RIYAD: Les systèmes de défense aérienne de l'Arabie saoudite ont intercepté des vagues de drones et de missiles balistiques tirés sur le Royaume mercredi.

Un drone a été intercepté et détruit alors qu'il s'approchait du quartier diplomatique de Riyad, a déclaré un porte-parole du ministère de la défense vers midi.

Vers 19h30, le ministère a déclaré que les défenses aériennes traitaient une menace balistique à Riyad.

Plus tôt, un missile balistique lancé vers le gouvernorat d'Al-Kharj a été abattu et les débris de l'interception sont tombés près de la base aérienne Prince Sultan "sans causer de dommages", a déclaré un porte-parole.

Deux autres missiles balistiques lancés vers la province orientale ont été interceptés et détruits dans la soirée.

Le ministère a fait état de neuf drones ciblant la même région depuis minuit heure locale.

Les attaques contre l'Arabie saoudite s'inscrivent dans le cadre d'une nouvelle journée de tentatives iraniennes de frapper les pays du Golfe.

Aux Émirats arabes unis, le ministère de la défense a déclaré avoir abattu 13 missiles balistiques et 27 drones lancés depuis l'Iran mercredi.

De fortes détonations ont été entendues au-dessus de Dubaï dans la matinée.

Les Émirats ont également cité les six victimes civiles des attaques iraniennes depuis le début du conflit, le 28 février.

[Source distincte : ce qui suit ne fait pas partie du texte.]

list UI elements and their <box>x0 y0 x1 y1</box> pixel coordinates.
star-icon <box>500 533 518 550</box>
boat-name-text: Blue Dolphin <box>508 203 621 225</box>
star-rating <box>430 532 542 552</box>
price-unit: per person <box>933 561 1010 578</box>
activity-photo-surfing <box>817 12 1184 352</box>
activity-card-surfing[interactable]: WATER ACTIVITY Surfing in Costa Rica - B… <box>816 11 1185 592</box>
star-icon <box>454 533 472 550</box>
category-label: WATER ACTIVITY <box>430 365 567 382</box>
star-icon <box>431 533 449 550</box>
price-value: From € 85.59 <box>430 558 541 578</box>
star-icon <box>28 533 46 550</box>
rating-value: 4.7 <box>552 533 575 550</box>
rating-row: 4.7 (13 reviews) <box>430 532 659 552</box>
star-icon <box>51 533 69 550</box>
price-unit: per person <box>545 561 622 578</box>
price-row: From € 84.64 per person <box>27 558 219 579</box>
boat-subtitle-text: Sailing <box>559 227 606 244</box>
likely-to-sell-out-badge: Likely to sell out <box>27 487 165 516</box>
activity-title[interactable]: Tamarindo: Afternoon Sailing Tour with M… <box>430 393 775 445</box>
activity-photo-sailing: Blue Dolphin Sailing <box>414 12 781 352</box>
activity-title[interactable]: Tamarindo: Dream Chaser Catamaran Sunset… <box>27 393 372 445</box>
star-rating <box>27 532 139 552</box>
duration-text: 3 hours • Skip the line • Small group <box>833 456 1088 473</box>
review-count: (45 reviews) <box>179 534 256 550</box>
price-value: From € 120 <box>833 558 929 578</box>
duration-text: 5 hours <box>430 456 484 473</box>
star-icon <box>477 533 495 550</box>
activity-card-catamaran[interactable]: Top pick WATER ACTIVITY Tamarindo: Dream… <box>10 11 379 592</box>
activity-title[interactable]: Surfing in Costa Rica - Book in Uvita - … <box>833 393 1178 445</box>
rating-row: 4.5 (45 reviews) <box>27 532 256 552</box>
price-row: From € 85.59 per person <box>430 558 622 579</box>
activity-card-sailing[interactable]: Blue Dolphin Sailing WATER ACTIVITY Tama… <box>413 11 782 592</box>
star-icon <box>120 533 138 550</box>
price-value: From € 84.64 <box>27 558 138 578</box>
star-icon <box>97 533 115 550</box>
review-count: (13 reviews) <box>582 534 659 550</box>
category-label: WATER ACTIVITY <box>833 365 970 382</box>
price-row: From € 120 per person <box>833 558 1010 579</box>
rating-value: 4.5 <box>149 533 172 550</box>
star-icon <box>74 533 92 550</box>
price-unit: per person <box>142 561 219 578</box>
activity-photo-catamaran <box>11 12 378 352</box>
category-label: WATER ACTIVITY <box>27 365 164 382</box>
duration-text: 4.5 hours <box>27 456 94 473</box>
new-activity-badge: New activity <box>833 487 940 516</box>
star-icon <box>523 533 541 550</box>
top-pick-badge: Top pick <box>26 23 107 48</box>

Il s'agit notamment de la Palestinienne Alaa Mushtaha, qui a été tuée lundi à Abou Dhabi lorsqu'un missile est tombé sur sa voiture. Ses funérailles ont eu lieu mardi soir, ont rapporté les médias locaux.

Le ministre des affaires étrangères, Sheikh Abdullah, a exprimé mercredi ses "sincères condoléances et sa profonde sympathie aux familles des victimes des attaques terroristes non provoquées de l'Iran contre les Émirats arabes unis".

Il a condamné les attaques de missiles et de drones iraniens visant des infrastructures civiles essentielles, des aéroports, des zones résidentielles et des sites civils dans l'ensemble des Émirats arabes unis.

Le Qatar et le Koweït ont également signalé avoir intercepté des attaques de drones mercredi.